By Grace Banks
In his last solo show at Friedman Benda gallery in New York “Ghosts of Our Towns”, Mexican designer Fernando LaPosse showed a spongy pink two seater sofa covered in thick fur. It was a fitting center piece for an artist who has spent the last ten years adding an equal sense of the sublime and the ridiculous to his exploration of the relationship between people and the natural world. “I work with a community of indigenous farmers and we have been working together to find ways to preserve their traditional farming” he says from his workshop in Tonahuixtla, located in the Acatlan region of Mexico.
Laposse has worked in Tonahuixtla for over 15 years, and is careful to make the distinction between being an artist that works in Mexico City, and an artist that works in rural Mexico. If you’re truly interested Mexico he says, “you want to go to the source and to learn from them [indigenous people] in a respectful way, you have to go to the countryside.” The designer maintains a deep relationship to the rural community he works with, attributing these communities as the source of Mexico’s popularity – “It has been their resilience to withstand modernization that has given us the cultural capital that the world is so obsessed with now.”
Since starting his practice, Laposse has looked at the impact of globalization, agriculture and global warming on local, micro communities. His latest work is an installation showing the pollination process in collaboration with Maison Perrier Jouet, which he debuted in Tokyo earlier this year in the Harajuku district at the House of Wonder, a pop-up hosted by Perrier Jouet from 11 – 29 October. Next week, he’ll show the piece at Design Miami. In the bubblegum pink, tactile work, Laposse aims to reimagine the pollination cycle with a trademark series of oddball add ons, like yellow pollination dust, running water, moss and 3D printed birds. Here, he explains how he tethers the need to subvert with bubblegum colors to his desire to critique the marginalization of agricultural communities.
What led you to create your latest installation The Pollination Dance?
The inspiration is pollination, the changing of the seasons and the passing of time. The collaboration is about celebrating the important role that pollinators play in ensuring biodiversity, but also to admire the beauty and mystery of the pollination act itself. It is a fleeting moment full of joy and vitality.
Your first debuted the piece at the House of Wonder, did Tokyo influence your work, as you put the final touches to the piece?
Japan was always an inspiration. Things like Japanese zen gardens for contemplation were very influential in creating the architecture of the art installation.
You work outside of Mexico City on a farm, how long have you had that space and how do you use it to influence your work?

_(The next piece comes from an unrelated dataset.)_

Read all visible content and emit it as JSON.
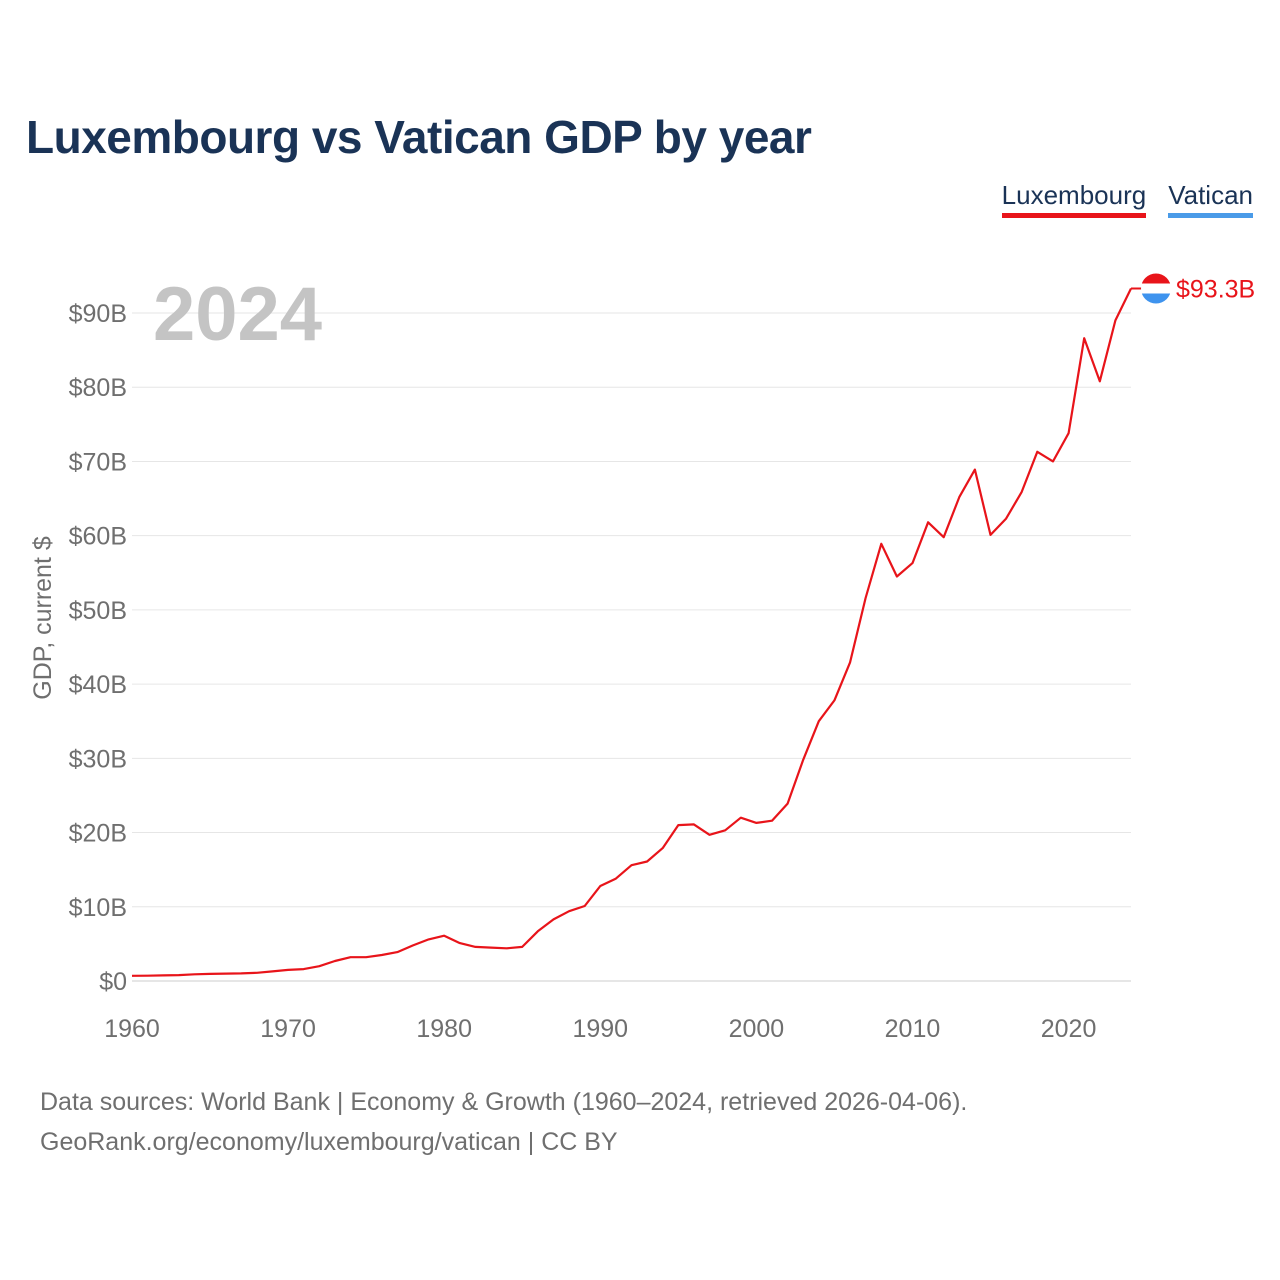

I don´t own the farm but I work with a community of indigenous farmers outside of Mexico City and we have been working together to find ways to preserve their traditional farming within their ancestral lands by combining design, and the creation of new materials from the by-products of their crops. That collaboration has greatly influenced my work because they have taught me how everything in nature is interconnected and how with a proper knowledge of these interconnections we can strike a balance where plants, animals and humans work together to create abundance.
How does working in rural Mexico, and not Mexico City, show itself in your designs?
Mexico is a place that wherever you are you are very close to natural materials, it is easy to go to the source there and to find people to help you make your vision a reality without the need of big investment or machinery. Craft and proximity to nature is what makes Mexico so special.
Many people know of Mexico City as a creative place, but not so much the surrounding countryside. What’s a draw for you about rural Mexico that people don’t know?
Most of the things we associate with Mexican culture and gastronomy actually come from our indigenous population. It has been their resilience to withstand modernization that has given us the cultural capital that the world is so obsessed with now. Unfortunately they are still some of the most marginalized and unrecognized communities. If you want to go to the source and to learn from them in a respectful way, you have to go to the countryside.
You’ll be showing The Pollination Dance at Design Miami, how do you want audiences to interact with the work there?
Miami will be an even bigger and more ambitious version of the show in Japan, but with the same principles in mind. We are including poetry readings in the space related to pollination and I am very excited to see how people will react to that, and immerse themselves in the experience.